12. Les associations peuvent provenir de l’expérience directe mais aussi indirecte (l’expérience que les autres partagent avec nous).

Les associations proviennent souvent d’une expérience vécue. Cependant, il est important de noter que les associations que nous formons ne sont pas toujours le fruit de l’expérience directe. Elles sont souvent le fruit des croyances transmises par des personnes qui nous entourent. Lorsque nous intégrons ces croyances, on peut dire qu’elles sont le fruit d’une expérience indirecte. Il y a au moins deux facteurs qui expliquent pourquoi on intègre une croyance donnée.

D’abord, on croit ceux en qui nous avons confiance. Cela est très bien illustré par l’expérience de la falaise visuelle. Dans cette expérience, un bébé est posé sur une table longue et, au bout de la table, la mère l’encourage à ramper jusqu’à elle. Le bébé commence donc à ramper jusqu’à ce qu’il atteigne une partie de la table qui est vitrée. De son point de vue, cela est comme une falaise et il ne sait pas comment réagir à ce stimulus; autrement dit il n’a pas d’instruction relative à cette falaise. C’est ici que ça devient intéressant. À ce moment, le bébé regarde sa mère et l’expression sur le visage de celle-ci déterminera quelle association, puis quelle instruction, seront créées. Si la mère a un visage souriant, alors le bébé traversera la falaise sans crainte. À l’opposé, si elle a un visage apeuré, alors le bébé à son tour associera la falaise au danger et refusera de traverser. Cette expérience démontre donc que l’on se fie sur les personnes en qui nous avons confiance pour savoir quoi penser du monde qui nous entoure. Par ailleurs, il est important de comprendre que ce phénomène est omniprésent. Nos parents, nos professeurs, nos amis, les journalistes, toutes les personnes en qui nous avons confiance sculptent les associations que nous faisons concernant les objets qui nous entourent.
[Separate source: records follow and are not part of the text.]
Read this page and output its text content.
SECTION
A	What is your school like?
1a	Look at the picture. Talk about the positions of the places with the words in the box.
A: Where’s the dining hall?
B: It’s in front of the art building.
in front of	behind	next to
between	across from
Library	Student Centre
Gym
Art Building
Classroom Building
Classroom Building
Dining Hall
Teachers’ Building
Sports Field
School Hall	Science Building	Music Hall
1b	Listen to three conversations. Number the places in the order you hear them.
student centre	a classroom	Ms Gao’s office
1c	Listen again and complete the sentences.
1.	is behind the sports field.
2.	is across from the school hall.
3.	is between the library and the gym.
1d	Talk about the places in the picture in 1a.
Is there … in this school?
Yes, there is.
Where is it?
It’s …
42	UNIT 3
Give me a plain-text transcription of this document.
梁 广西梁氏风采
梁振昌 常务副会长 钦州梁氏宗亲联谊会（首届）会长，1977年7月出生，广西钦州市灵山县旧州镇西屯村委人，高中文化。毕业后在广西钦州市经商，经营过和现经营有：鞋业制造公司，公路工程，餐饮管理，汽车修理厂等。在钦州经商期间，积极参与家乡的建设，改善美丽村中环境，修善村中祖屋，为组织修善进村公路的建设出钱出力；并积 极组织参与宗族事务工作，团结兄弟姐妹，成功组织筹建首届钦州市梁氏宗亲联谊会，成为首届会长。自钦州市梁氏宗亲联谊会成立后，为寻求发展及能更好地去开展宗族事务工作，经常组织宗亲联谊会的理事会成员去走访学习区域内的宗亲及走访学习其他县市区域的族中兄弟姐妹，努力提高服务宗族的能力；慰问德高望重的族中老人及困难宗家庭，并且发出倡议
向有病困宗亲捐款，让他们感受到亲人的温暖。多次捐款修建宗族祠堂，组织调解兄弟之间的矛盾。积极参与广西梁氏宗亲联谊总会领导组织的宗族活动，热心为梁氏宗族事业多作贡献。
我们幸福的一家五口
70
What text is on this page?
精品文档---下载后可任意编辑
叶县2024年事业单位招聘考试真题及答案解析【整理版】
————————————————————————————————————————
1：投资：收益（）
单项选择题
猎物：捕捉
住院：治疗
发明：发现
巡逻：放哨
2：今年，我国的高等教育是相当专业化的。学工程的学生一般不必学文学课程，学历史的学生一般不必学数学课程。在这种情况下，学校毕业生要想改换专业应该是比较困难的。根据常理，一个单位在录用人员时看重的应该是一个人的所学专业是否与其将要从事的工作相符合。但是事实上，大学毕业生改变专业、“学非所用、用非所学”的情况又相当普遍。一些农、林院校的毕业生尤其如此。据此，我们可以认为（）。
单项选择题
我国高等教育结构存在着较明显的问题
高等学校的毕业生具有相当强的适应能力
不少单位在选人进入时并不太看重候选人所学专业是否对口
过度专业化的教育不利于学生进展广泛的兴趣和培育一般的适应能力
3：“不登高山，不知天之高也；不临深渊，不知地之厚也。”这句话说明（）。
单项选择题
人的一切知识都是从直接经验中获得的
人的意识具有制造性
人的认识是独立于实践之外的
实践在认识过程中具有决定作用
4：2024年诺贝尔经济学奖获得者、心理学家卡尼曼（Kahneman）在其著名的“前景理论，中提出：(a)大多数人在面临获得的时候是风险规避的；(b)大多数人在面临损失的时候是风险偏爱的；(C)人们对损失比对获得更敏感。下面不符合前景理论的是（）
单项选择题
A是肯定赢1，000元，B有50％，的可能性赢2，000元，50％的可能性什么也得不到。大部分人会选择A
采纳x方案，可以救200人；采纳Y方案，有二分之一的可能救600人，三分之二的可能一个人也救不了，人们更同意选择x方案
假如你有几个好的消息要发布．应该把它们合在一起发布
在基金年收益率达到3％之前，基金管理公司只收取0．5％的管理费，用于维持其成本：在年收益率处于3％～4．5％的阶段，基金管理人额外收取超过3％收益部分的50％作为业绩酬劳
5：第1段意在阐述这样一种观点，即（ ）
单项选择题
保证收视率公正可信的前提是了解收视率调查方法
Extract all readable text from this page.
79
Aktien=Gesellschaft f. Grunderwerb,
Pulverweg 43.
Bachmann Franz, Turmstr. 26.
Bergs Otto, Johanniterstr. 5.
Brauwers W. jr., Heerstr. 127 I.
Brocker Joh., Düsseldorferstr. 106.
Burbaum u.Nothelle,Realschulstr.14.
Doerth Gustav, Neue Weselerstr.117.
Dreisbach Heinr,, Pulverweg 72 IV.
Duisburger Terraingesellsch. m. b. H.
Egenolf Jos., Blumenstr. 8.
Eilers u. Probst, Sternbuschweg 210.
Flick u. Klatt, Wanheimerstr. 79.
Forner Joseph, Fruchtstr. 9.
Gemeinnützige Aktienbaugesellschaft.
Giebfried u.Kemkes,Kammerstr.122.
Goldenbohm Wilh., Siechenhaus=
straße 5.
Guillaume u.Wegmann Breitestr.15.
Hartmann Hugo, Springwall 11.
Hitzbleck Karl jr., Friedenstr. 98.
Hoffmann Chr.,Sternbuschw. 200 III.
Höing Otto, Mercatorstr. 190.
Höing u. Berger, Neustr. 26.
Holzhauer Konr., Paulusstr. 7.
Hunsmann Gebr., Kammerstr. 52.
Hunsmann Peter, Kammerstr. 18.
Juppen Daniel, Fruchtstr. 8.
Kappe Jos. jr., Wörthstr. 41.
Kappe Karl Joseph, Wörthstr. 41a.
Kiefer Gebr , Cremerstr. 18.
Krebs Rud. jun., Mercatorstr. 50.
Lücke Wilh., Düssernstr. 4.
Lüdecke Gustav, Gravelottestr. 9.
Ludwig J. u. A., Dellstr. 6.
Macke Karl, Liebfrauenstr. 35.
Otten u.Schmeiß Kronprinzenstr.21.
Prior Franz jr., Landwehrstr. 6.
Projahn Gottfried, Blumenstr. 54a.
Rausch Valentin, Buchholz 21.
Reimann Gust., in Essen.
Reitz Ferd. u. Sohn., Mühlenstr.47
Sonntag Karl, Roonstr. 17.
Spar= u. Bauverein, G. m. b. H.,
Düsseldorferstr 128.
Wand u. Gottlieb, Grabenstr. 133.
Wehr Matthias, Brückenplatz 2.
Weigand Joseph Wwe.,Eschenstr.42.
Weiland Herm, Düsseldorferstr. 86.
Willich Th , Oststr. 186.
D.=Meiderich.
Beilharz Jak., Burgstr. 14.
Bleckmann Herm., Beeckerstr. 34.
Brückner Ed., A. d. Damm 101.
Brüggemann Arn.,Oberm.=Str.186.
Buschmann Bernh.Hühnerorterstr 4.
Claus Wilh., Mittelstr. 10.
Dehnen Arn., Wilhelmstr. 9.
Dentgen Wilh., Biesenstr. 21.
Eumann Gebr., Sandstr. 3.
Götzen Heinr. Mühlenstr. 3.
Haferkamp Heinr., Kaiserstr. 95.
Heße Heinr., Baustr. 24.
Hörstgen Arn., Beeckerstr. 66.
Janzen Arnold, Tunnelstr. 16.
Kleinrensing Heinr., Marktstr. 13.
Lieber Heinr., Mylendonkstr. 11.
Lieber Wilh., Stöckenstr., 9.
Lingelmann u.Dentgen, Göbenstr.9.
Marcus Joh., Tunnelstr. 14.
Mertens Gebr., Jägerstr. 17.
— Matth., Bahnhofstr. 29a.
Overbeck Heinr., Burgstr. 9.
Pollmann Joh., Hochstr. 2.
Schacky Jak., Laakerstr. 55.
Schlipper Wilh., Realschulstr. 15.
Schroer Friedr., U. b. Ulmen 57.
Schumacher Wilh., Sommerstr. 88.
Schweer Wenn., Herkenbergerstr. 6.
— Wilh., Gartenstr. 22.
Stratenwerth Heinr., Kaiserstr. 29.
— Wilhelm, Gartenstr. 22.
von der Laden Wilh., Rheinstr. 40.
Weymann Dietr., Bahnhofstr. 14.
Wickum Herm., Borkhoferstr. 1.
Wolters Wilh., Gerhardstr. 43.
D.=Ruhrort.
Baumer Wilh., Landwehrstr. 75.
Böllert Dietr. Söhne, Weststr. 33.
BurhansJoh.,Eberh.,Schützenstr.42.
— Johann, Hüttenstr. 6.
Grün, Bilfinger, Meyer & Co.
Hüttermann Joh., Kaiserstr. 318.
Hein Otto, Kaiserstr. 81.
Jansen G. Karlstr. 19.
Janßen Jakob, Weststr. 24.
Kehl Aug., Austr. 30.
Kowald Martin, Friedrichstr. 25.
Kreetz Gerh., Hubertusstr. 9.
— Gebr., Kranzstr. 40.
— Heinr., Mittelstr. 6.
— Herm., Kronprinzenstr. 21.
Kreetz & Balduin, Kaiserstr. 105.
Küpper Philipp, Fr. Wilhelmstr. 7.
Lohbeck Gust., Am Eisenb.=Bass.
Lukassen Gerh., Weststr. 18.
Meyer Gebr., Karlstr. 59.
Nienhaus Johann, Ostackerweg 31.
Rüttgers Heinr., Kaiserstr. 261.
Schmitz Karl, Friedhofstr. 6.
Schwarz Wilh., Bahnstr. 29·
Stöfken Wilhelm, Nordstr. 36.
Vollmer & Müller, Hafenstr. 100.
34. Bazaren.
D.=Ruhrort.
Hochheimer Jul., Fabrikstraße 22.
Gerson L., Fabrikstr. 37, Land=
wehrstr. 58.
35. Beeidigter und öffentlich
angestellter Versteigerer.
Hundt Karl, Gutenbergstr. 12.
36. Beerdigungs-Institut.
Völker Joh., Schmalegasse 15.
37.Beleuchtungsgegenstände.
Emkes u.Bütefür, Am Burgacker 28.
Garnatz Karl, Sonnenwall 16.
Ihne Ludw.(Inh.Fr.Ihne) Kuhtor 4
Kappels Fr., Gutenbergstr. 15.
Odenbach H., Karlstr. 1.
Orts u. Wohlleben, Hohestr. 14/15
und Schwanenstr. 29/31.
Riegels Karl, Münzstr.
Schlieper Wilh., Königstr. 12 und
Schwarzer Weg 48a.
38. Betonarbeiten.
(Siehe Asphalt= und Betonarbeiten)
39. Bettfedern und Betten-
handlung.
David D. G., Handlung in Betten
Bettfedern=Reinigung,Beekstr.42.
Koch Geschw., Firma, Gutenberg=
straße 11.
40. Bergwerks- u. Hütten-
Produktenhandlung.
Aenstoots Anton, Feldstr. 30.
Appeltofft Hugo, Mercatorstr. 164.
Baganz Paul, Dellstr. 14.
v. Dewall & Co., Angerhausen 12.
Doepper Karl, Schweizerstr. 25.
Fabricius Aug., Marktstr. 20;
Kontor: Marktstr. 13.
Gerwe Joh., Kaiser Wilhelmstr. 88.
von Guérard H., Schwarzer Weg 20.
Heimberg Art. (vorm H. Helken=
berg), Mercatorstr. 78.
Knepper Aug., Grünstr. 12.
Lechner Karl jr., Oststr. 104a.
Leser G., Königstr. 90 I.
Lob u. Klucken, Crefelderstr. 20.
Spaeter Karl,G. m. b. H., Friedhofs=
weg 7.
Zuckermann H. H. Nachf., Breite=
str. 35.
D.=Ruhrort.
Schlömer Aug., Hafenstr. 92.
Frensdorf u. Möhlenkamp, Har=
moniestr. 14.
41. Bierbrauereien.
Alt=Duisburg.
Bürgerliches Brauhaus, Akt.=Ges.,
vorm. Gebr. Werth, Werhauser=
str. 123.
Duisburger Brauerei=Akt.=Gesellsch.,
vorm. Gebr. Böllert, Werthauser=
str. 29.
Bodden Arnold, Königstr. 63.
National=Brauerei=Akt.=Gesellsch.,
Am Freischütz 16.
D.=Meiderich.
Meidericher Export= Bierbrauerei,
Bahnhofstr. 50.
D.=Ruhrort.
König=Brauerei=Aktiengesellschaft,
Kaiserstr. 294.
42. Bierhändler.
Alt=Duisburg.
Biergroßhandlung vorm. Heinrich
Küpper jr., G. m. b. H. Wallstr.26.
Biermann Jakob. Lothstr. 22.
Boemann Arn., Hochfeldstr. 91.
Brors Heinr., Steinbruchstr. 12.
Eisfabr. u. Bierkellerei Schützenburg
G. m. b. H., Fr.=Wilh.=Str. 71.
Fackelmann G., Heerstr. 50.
Cependant, parfois ce n’est pas la confiance qui est le facteur principal qui explique pourquoi nous intégrons ou non une croyance. L’autre facteur est la cohérence avec notre expérience directe. Quand nous avons l’impression qu’une croyance fait du sens, c’est de cela qu’il s’agit: la croyance est cohérente avec l’ensemble de nos associations. À l’opposé, si une phrase semble aller à l’encontre des associations que nous avons déjà faites, nous allons avoir tendance à la rejeter. Elle ne fera pas de sens. Par exemple, en tant que joueur de jeux vidéo, je ne crois pas les études qui prétendent avoir démontré un lien entre les actes de violence et les jeux. En effet, mon expérience me mène à croire que les jeux vidéos n’augmentent pas les tendances violentes. Cela ne fait pas de sens pour moi. Pour expliquer la violence, j’ai donc tendance à mettre plus de poids sur d’autres facteurs (comme la santé psychologique). Donc, quoi qu’il en soit des effets des jeux vidéo, une croyance a plus de chances d’être intégrée si elle est cohérente avec notre expérience directe. En résumé, les associations peuvent provenir de l’expérience indirecte, par le biais des processus de confiance et de cohérence.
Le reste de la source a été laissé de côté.